None of this could happen now could it? Conventional wisdom suggests that in the era of conveyor-belt pop and the smooth blandishments of Adele and Ed Sheeran, the incendiary days of John and Yoko being wire tapped by the FBI, Marvin Gaye agitating against Vietnam and the Sex Pistols gobbing on the flyblown austerity of 1970s Britain could never be repeated.
Actually, it’s exactly this kind of wobbly thinking that ages us prematurely. If you believe pop music offers no protest these days, it’s likely that you’ve just got older and stopped listening. But do not fear. Help is at almost effortless hand here. Be reassured: Not only is pop music in rude health right now, it’s also every bit as provocative, attritional and statement-making as it ever was.
Even better, social media means pop’s power to provoke to gargantuan global audiences has never been more potent. Matt Healy, frontman of current hottest-band-around, The 1975, recently made global headlines by kissing a male audience member on the lips during a gig in Dubai, in defiance of the UAE’s restrictive laws. Sergei Shnurov, far and away the biggest rock star in Russia today, has long flicked his finger at Vladimir Putin’s regime, most notably by standing in front of the Russian Duma (its parliament) to publicly denounce its stifling of free expression. In Hong Kong, Canto-Pop mega-star Denise Ho has become a full-scale activist, telling a conference in Melbourne in August that citizens of Hong Kong are living in a ‘police state’ and speaking out against the Chinese propaganda machine.
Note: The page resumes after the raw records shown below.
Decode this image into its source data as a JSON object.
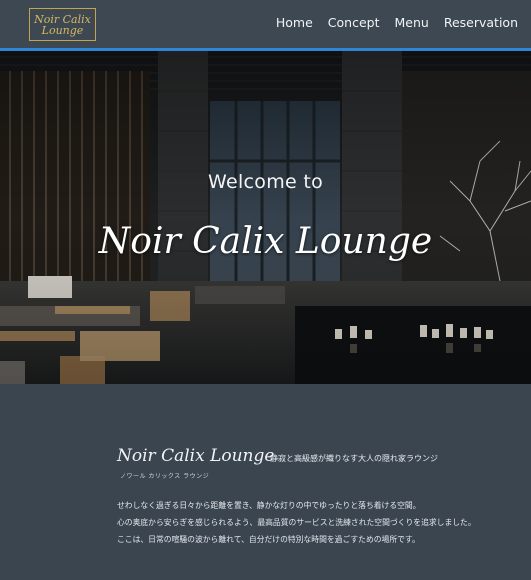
{
  "header": {
    "logo_line1": "Noir Calix",
    "logo_line2": "Lounge",
    "nav": [
      "Home",
      "Concept",
      "Menu",
      "Reservation"
    ]
  },
  "hero": {
    "welcome": "Welcome to",
    "title": "Noir Calix Lounge"
  },
  "about": {
    "brand": "Noir Calix Lounge",
    "kana": "ノワール カリックス ラウンジ",
    "tagline": "静寂と高級感が織りなす大人の隠れ家ラウンジ",
    "paragraphs": [
      "せわしなく過ぎる日々から距離を置き、静かな灯りの中でゆったりと落ち着ける空間。",
      "心の奥底から安らぎを感じられるよう、最高品質のサービスと洗練された空間づくりを追求しました。",
      "ここは、日常の喧騒の波から離れて、自分だけの特別な時間を過ごすための場所です。"
    ]
  },
  "colors": {
    "header_bg": "#3e4852",
    "accent_border": "#2f86d6",
    "logo_gold": "#d6b860",
    "section_bg": "#3b4550"
  }
}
And although Taylor Swift’s lyrics are hardly a call to man the barricades en masse, be in no doubt as to the impact she had upon a younger American demographic when she sang “American glory has faded before me, Now I’m feeling hopeless,” on her latest album.
Last year, Childish Gambino’s hit, ‘This is America’, distilled the issues of gun violence and race relations into a searing blast of anger and confusion. Best of all is rapper Kendrick Lamar’s ‘Alright’, now four years old but perhaps the most forceful piece of anthemic pop for a generation. Its message: For black people to change the world, first they have to survive the present injustices. The “We goin’ be alright!” refrain itself became the soundtrack of the Black Lives Matter movement. It’s the ‘Give Peace a Chance’ for our times, and, like Lennon’s sing-a-long and the best politically-charged hits, it has the combination of antagonistic heft, impeccable craftsmanship and populist appeal that truly has the ability to frighten those who get in the way of the message.
Beyond Ed and Adele, pop still has the power, and can still be the soundtrack to change.